January 31, 2013
Although we don't believe in timing the market or panicking over market movements, we do like to keep an eye on big changes -- just in case they're material to our investing thesis.
What: Shares of beauty-products maker Elizabeth Arden (NASDAQ: RDEN ) were cracking up today, falling as much as 22% after its earnings report left investors wanting.
So what: The cosmetics company grew earnings per share 11% to $1.58, but that was short of estimates at $1.63. Revenue also missed as sales of $468 million were well below the analyst consensus at $492 million.
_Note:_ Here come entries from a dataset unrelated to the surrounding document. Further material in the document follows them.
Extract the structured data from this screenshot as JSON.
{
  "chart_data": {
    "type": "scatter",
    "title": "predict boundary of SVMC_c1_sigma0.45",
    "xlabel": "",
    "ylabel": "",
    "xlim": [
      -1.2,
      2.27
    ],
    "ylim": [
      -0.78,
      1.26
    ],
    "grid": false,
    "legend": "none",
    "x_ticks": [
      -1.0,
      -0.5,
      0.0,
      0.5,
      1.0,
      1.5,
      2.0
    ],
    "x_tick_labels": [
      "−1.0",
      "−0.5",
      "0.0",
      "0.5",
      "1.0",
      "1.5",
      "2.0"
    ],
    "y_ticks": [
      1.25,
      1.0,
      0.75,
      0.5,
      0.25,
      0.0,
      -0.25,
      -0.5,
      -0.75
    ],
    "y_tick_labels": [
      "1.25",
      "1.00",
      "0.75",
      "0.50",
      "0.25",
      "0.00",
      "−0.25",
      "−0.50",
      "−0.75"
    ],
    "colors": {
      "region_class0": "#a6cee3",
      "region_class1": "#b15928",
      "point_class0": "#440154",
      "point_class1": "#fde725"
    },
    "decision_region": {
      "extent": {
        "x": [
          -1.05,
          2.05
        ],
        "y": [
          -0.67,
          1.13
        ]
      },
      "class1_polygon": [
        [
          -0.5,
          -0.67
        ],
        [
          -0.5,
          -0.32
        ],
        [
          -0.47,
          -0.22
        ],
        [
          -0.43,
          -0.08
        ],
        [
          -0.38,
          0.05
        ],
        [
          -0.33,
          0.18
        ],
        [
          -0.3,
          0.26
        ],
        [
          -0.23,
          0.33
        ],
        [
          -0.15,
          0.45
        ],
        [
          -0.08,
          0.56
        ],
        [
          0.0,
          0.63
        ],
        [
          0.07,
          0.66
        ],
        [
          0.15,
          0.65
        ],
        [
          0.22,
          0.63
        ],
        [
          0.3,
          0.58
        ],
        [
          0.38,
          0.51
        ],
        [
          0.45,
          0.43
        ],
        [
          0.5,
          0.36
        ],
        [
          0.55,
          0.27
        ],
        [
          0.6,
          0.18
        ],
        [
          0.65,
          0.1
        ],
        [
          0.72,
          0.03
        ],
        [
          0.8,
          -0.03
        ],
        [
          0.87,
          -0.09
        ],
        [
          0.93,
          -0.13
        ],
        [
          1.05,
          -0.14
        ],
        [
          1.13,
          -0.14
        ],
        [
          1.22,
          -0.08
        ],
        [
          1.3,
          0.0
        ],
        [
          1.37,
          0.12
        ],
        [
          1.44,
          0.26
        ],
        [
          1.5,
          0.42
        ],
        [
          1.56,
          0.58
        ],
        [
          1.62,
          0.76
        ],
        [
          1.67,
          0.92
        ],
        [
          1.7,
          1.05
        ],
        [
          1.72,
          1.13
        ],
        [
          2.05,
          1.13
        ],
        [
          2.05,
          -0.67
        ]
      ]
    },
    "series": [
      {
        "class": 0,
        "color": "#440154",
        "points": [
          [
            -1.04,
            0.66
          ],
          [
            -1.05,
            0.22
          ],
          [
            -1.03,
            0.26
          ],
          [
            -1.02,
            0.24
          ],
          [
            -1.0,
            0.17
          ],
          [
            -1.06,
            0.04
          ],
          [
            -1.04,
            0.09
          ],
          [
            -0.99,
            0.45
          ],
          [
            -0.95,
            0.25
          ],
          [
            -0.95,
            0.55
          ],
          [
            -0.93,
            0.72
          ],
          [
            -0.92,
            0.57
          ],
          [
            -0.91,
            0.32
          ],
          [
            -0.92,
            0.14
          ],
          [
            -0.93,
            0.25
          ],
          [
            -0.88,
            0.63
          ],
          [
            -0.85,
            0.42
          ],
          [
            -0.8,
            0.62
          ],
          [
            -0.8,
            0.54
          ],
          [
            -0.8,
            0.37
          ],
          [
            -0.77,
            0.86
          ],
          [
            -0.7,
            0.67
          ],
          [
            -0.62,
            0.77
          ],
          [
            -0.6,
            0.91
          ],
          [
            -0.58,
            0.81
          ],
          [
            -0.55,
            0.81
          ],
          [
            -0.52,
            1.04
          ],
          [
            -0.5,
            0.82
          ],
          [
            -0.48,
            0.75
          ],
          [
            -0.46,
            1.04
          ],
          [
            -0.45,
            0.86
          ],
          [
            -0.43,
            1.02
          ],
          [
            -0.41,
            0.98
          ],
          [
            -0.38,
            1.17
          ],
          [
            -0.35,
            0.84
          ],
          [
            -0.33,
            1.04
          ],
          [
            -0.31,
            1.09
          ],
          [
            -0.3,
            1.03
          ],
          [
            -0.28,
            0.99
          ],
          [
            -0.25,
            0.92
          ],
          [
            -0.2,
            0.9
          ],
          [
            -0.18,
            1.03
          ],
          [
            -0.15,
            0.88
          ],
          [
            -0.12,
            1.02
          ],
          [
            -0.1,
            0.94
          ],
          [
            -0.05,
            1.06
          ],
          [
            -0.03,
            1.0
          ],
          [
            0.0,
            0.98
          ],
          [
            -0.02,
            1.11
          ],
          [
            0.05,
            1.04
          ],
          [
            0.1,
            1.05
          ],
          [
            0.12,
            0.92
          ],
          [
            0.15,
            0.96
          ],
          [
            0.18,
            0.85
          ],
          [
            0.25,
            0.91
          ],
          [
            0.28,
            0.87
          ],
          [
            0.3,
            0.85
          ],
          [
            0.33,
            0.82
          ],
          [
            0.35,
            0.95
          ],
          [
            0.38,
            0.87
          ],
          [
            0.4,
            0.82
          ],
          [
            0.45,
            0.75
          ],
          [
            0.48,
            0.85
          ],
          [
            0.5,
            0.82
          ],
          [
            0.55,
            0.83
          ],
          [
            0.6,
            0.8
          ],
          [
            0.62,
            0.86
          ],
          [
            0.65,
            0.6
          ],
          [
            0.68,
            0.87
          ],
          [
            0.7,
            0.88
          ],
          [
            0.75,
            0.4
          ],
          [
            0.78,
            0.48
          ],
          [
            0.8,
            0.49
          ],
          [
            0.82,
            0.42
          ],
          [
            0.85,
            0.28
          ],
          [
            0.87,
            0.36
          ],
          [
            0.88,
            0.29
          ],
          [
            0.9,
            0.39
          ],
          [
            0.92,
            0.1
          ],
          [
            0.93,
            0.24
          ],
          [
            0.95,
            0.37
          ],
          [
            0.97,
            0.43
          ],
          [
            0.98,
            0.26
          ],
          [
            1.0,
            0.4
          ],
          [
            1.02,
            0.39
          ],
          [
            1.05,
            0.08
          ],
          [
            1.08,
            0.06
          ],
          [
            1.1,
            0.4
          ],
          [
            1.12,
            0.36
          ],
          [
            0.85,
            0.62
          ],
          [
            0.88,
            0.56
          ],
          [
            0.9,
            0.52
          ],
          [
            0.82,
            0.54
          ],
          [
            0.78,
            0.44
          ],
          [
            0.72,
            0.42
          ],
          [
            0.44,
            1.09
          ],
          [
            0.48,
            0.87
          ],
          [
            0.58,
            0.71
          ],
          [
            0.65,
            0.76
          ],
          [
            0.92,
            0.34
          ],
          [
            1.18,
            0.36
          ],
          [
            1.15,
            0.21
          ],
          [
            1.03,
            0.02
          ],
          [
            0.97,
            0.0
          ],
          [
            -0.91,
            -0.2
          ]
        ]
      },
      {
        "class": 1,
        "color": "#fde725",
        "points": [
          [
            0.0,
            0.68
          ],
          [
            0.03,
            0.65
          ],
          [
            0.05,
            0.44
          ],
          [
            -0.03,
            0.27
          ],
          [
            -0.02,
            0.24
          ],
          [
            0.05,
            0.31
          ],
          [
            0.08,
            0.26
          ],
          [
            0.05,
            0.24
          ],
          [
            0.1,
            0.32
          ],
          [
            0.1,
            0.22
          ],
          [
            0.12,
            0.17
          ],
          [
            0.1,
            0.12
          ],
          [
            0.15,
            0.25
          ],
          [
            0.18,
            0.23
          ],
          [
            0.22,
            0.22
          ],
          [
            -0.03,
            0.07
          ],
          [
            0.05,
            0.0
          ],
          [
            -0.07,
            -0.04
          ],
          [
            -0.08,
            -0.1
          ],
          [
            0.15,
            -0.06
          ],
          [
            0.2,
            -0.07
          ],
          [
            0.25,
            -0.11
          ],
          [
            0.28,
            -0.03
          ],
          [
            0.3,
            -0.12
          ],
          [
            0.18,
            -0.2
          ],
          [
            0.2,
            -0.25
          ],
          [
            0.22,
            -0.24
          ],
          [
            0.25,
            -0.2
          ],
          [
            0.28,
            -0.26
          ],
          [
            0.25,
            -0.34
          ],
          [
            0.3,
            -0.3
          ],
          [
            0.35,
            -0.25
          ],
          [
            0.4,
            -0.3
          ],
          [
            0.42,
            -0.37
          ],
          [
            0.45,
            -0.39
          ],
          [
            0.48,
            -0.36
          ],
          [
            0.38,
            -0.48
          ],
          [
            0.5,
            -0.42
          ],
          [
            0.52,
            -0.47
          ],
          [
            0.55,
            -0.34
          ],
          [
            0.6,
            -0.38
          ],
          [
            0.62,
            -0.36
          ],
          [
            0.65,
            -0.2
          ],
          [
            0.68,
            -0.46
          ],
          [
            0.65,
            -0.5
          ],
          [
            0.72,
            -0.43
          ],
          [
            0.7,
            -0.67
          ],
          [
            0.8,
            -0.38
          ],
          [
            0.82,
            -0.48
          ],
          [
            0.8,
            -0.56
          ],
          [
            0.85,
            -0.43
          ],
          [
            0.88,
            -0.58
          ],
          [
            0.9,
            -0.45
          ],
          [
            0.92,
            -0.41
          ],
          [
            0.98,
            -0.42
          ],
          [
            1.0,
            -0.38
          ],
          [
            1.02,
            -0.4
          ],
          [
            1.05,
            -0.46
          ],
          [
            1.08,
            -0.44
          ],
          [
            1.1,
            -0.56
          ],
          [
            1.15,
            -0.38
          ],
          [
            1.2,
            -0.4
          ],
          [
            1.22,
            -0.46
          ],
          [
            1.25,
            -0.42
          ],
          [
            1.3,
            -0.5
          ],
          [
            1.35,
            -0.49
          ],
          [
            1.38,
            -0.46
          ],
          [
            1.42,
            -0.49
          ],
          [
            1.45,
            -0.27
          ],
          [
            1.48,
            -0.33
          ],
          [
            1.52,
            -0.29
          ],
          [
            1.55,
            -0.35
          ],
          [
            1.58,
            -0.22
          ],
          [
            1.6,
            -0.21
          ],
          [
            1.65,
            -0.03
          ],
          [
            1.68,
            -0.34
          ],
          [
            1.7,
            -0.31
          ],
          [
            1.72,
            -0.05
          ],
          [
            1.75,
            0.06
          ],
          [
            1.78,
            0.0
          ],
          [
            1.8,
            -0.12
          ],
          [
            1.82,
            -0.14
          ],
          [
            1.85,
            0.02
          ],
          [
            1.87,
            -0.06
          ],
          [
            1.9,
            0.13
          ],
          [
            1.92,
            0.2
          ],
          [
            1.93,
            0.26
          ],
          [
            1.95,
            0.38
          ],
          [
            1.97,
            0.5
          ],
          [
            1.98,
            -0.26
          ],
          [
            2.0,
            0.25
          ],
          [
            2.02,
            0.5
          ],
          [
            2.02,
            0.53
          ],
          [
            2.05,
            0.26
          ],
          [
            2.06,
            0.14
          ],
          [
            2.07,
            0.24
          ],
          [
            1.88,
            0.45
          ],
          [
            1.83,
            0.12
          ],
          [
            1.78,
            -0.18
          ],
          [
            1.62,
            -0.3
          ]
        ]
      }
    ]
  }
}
Arden blamed slow sales at department stores for the miss, and also dialed back its 2013 forecast. The company now sees sales growth of 9% to 11% instead of the 13.5% to 15% it had earlier predicted. Revised EPS guidance of $2.30 to $2.50 was down from a previous range of $2.55 to $2.70, and below estimates of $2.66.
Now what: The holiday quarter is key in the cosmetics industry, which helps explain why Arden is taking such a big hit on the news. Arden is in the middle of a transition toward a higher-end brand image, converting its flagship counters, where it saw a 24% increase in year-over-year sales. Given the positive momentum in some areas and the opportunities being uncovered through new partnerships and rebranding, today's drop seems overdone.